Published: 3 April 2014

Abstract

Background

Many studies of the eukaryotic transcription mechanism and its regulation rely on in vitro assays. Conventional RNA polymerase II transcription assays are based on radioactive labelling of the newly synthesized RNA. Due to the inefficient in vitro transcription, the detection of the RNA involving purification and gel electrophoresis is laborious and not always quantitative.

Results

Herein, we describe a new, non-radioactive, robust and reproducible eukaryotic in vitro transcription assay that has been established in our laboratory. Upon transcription, the newly synthesized RNA is directly detected and quantified using the QuantiGene assay. Alternatively, the RNA can be purified and a primer extension followed by PCR detection or qPCR quantification can be performed.
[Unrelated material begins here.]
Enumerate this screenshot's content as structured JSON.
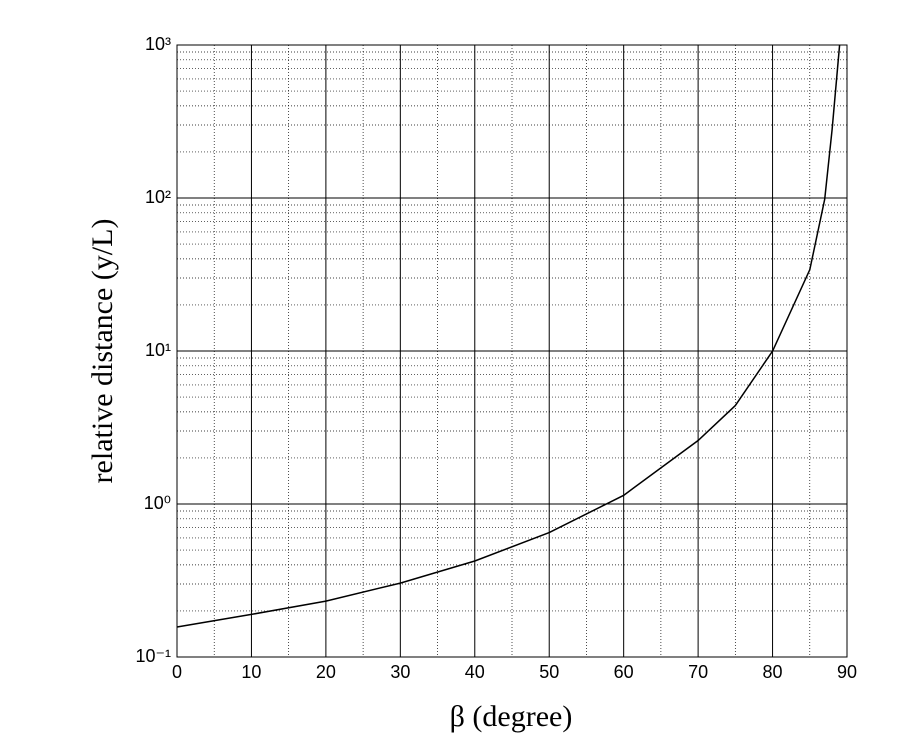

When applied to assess the activity of RNA polymerase II inhibitors, this new method allowed an accurate estimation of their relative potency.

Conclusions

Our novel assay provides a non-radioactive alternative to a standard in vitro transcription assay that allows for sensitive detection and precise quantification of the newly transcribed, unlabelled RNA and is particularly useful for quantification of strong transcriptional inhibitors like α-amanitin. Moreover, the method can be easily adapted to quantify the reaction yield and the transcription efficiency of other eukaryotic in vitro systems, thus providing a complementary tool for the field of transcriptional research.